Le déshonneur fut total. Ce furent ses soldats qui furent à leur tour réduits en esclavage, tandis qu'elle devenait le chien de garde du dragon qui l'avait battue. Stál et ses troupes se retrouvèrent à assurer la sécurité d'habitants qu'ils méprisaient et qui les méprisaient, une punition somme toute parfaitement karmique. Mais la soumission ne fut pas au goût de tous. Stirbjórn, en particulier, considérait que Stál n'était plus digne de son titre de successeur après cette défaite cuisante et cette lâche soumission. Il tenta de fomenter une mutinerie, mais Stál le vit arriver de très loin et l'élimina sans une arrière-pensée.
Bientôt, Stál recommença à manigancer. Elle ne comptait pas laisser le dragon la tenir en laisse éternellement, la voix la pressait constamment de reprendre sa quête. Cependant, l'opportunité ne vint jamais, car un jour, le dragon lui fit cadeau d'un ticket sur lequel il était inscrit "7 days left". Stál ne s'en préoccupa pas plus que cela, à l'occasion le perçant de la pointe d'un couteau pour se passer les nerfs. Toute à ses machinations, elle ne remarqua même pas que les chiffres s'écoulaient sur le ticket, et au bout du septième jour après l'avoir reçu, alors qu'elle tentait de comprendre la voix en se focalisant sur le masque, elle se retrouva subitement seule face à une calèche et son cocher. La voix lui disait de s'en éloigner, mais sans savoir pourquoi, elle se sentait irrésistiblement attirée par la calèche, et monta dedans.

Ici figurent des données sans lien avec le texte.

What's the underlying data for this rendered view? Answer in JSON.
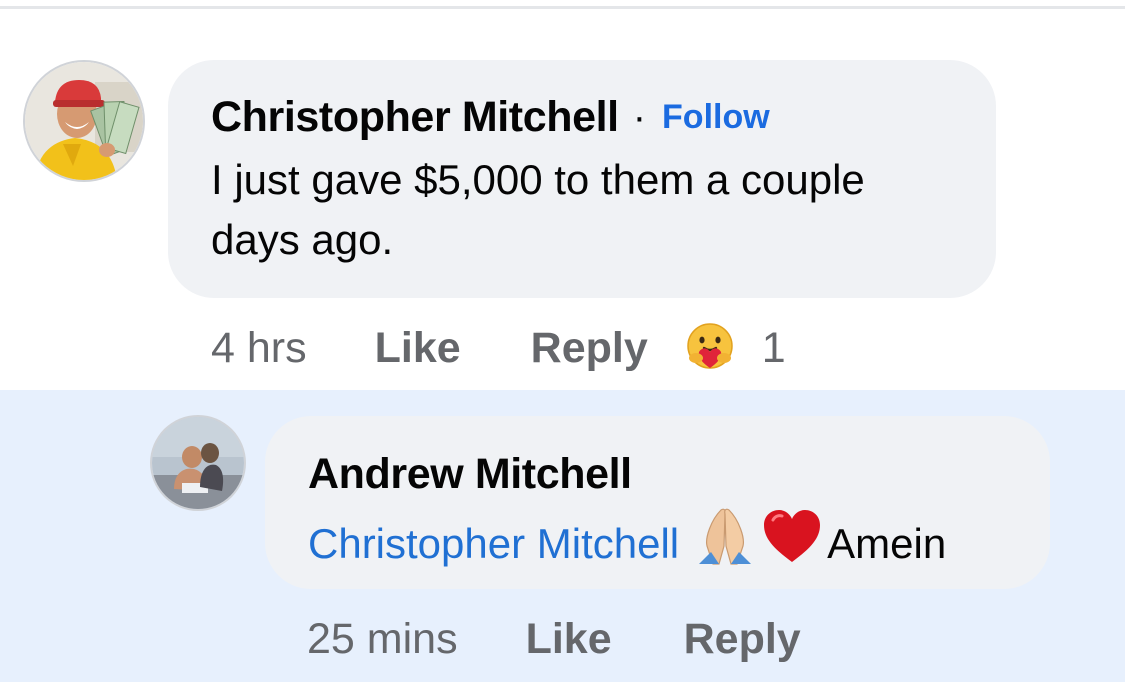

Quand elle rouvrit, elle était attachée à une table. Un sentiment de déjà-vu. Cependant, au lieu d'être dans un sous-sol obscur, elle était dans une pièce aux murs blancs. Une machine singulière lui implanta une puce tout aussi singulière dans la nuque, puis elle fut lâchée dans la nature (ou plutôt l'absence de nature). Hagarde, elle ne réagit à rien de ce qui se déroula autour d'elle, et sans le savoir, elle se retrouva dans un logement qu'on lui avait attribué à la volée.
Stál était perdue.
Ses pouvoirs avaient disparu.
La voix s'était tue.
Il ne lui restait que le masque, son uniforme, et un gigantesque sentiment de confusion.
Qu'allait-elle faire ?
Qu'était-elle ?
Sans la voix pour la guider, sans ses troupes derrière elle, sans Stirbjórn pour l'énerver, elle n'était plus rien. Ce fut à ce moment qu'elle réalisa que, jusqu'à présent, elle ne s'était définie que par rapport à ce qui l'entourait, et jamais par rapport à elle-même. Elle ne savait pas qui elle était, juste une enveloppe creuse sans but. Une carcasse évidée sans passion, sans véritable identité, un objet qui bougeait sur deux jambes. Une mort-vivante sans âme, une méduse flottant au gré des flots.
Un but.
Tout ce qu'elle avait à faire était de trouver un but à son existence.
La nuit, en sanglotant, elle implora le masque de lui répondre, mais la voix restait fermement muette. Elle était seule, seule, si seule. Ce fut peut-être la première fois de sa vie qu'elle se sentait aussi vulnérable, aussi faible, aussi inutile.
Elle jeta un œil aux papiers qu'on lui avait donné. Elle était militaire.
Ah.
Comme quoi, certaines choses ne changeaient jamais. Se soumettre au Codex, après tout, ce n'était que répéter ce qu'il s'était passé avec le dragon. Gagner du temps, tout simplement. Le temps qu'elle sache pourquoi elle était là, et, éventuellement, comment en sortir.